Bundan sonra hiçbir şey eskisi gibi olmayacak. Çocuklarımıza sarılamıyoruz, torunlarımızı sevemiyoruz. Örf ve adetlerimizi bir kenara bırakmak zorunda kaldık; öpüşme, tokalaşma, kucaklaşma gibi vazgeçilmez geleneklerimizi yerine getiremiyoruz.
Hayatın tüm akışında olduğu gibi futbolda da her şey değişti. Futbolcular, maçlar başladığında gol sevincini birbirleriyle yaşayamayacak bir psikoloji içerisine girmiş durumdalar. Yaşamımızın bundan sonraki bölümünde, sanıyorum koronavirüs de grip gibi hayatımızın bir gerçeği haline gelecek. Aynı grip gibi koronavirüsün de ne zaman, nerede ve ne şekilde bizi bulacağı bir meçhul.

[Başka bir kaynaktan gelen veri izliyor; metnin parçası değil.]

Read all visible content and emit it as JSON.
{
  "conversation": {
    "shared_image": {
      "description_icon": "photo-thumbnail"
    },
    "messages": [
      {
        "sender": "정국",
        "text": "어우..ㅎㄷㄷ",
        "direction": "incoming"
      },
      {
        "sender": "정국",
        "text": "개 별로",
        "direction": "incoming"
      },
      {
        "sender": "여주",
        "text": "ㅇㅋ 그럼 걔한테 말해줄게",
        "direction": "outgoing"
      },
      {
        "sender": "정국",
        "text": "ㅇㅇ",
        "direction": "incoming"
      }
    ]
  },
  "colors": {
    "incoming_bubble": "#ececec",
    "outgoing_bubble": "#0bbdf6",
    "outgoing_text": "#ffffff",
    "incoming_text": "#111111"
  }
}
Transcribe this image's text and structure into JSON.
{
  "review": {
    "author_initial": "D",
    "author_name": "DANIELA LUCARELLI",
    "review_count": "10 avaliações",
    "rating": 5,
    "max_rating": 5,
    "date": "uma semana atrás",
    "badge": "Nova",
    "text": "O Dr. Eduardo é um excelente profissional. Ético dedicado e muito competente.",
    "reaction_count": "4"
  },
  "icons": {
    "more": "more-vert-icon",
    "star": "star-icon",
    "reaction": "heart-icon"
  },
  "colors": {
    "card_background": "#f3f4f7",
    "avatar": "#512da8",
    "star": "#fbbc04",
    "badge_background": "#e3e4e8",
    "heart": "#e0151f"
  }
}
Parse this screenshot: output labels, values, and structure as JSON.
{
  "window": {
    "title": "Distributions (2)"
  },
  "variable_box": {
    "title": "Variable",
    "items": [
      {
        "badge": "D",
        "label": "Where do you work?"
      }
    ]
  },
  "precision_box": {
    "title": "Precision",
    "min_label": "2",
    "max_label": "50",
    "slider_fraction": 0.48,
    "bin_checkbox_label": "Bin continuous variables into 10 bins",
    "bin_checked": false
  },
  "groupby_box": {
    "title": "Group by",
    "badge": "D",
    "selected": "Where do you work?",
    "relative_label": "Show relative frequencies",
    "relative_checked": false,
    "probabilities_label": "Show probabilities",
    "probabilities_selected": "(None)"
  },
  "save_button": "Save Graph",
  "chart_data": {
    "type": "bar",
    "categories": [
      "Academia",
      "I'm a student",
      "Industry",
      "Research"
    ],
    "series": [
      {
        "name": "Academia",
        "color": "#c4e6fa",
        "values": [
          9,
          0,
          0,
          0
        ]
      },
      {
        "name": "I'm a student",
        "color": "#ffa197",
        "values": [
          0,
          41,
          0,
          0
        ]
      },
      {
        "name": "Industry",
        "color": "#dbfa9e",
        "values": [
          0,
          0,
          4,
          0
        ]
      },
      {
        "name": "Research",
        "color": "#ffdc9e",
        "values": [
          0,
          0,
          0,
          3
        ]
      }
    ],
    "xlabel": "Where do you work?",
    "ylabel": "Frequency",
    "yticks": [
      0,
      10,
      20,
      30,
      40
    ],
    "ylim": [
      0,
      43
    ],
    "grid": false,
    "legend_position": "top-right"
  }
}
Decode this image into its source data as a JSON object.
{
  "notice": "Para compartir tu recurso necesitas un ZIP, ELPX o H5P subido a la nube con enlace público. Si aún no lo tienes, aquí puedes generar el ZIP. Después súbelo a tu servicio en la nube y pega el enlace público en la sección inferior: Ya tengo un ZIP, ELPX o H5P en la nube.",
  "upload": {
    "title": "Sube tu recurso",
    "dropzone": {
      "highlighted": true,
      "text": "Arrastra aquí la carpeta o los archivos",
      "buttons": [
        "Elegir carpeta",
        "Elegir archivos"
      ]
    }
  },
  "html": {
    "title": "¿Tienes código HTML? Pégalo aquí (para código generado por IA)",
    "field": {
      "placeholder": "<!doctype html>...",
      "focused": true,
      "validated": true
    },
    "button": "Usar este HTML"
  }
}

Elbette, burada herkesin sorumluluğu var. Bütün dünya devletleri, koronavirüs salgınına engel olamadıkları için sorumlu. Savaşlara ve silah sanayisine harcadıkları bütçelerin bir kısmını sağlıkla ilgili laboratuvarlara, bilim adamlarına ve sağlık kuruluşlarına ayırsalardı, bu tür virüsleri daha önceden tespit edip önlem almaları mümkün olabilirdi. Bir hekim olarak, kendi muayenehanemi dahi açamayacak duruma geldiğimi söylemeliyim. Çünkü korku ve endişe dağları aştı.
SPORU İDARE EDENLER İDARE EDİLİYOR
Futbolda milyonlarca liraya varan transfer ücretleri, sağlığımız olmadığı zaman, seyircimiz olmadığı zaman hiçbir işe yaramıyor. Bu sadece futbol için değil bütün spor dalları için geçerli. Şu andaki ortamda size soruyorum; FIFA’nın, UEFA’nın ve futbol federasyonlarının ne anlamı kaldı? Sporu idare edenler, şu anda koronavirüs tarafından idare ediliyorlar. Bundan iki ay önce ben bunları söylesem ya da köşemden yazsaydım, tabiri caizse benim için akıl hastası derlerdi. Ancak bugünün gerçeği bu şekilde.
Bu arada, geçmiş olsun dileklerimi de iletmeden geçemeyeceğim. Galatasaray Teknik Direktörü Fatih Terim’e, Galatasaray yöneticisi Abdurrahim Albayrak ve Yusuf Günay’a, Fenerbahçe Erkek Basketbol Takımı oyuncularına, eski milli kaleci Rüştü Reçber’e acil şifalar diliyorum. Fatih Terim’in karantina sonrası sosyal medyadan yaptığı açıklamalarında onun ne kadar etkilendiğini ve değiştiğini görebiliyoruz. Bu değişim elbette hepimiz için geçerli.
SAĞLIĞIN DEĞERİ VE BİR ÖNERİ
Paranın hemen hemen hiçbir şey ifade etmediği bir dönem yaşıyoruz. Ben, dünya spor camiasına, kazanmış oldukları paraların önemli bir kısmının bilim ve sağlık uğruna harcanmasını, hatta bundan sonra yapılan transferlerden elde edilen gelirlerin bir bölümünün de sağlık kuruluşlarına aktarılmasını öneriyorum. Bunun en büyük nedeni şu: Spor yapan insanların öncelikle sağlıklı olması gerekiyor. Sadece onlar da değil, tribünlere gelen taraftarlar da sağlıklı olmalı. Aksi durumda, seyircisiz maçların ne kadar sıradan ve anlamsız olduğunu görüyoruz. Hatta bazı taraftarların tanrı gibi gördüğü futbolcuların da bir insan olduğunu ve onların da salgının karşısında çaresiz kalabildiğini hepimiz gözlemledik.
İnşallah çok daha fazla can kaybı olmadan, bütün dünya bu salgından bir ders çıkarır. Sağlıklı yaşamın ne kadar önemli olduğunu, öbür öğelerin böyle bir sağlık sorunu karşısında hiçbir şey ifade etmediğini maalesef ki acı bir tabloyla tecrübe ettik. Artık hiçbir şey eskisi gibi olmayacak, yeni bir dünya ortaya çıkacak. Bu yeni dünyanın içerisinde her şey yeni kurallarla düzenlenecek. Biz de ülke olarak sorumluluklarımızı yerine getireceğiz. Allah bir daha böyle günler göstermesin, hepinize evde kalın, sağlıklı kalın diyorum.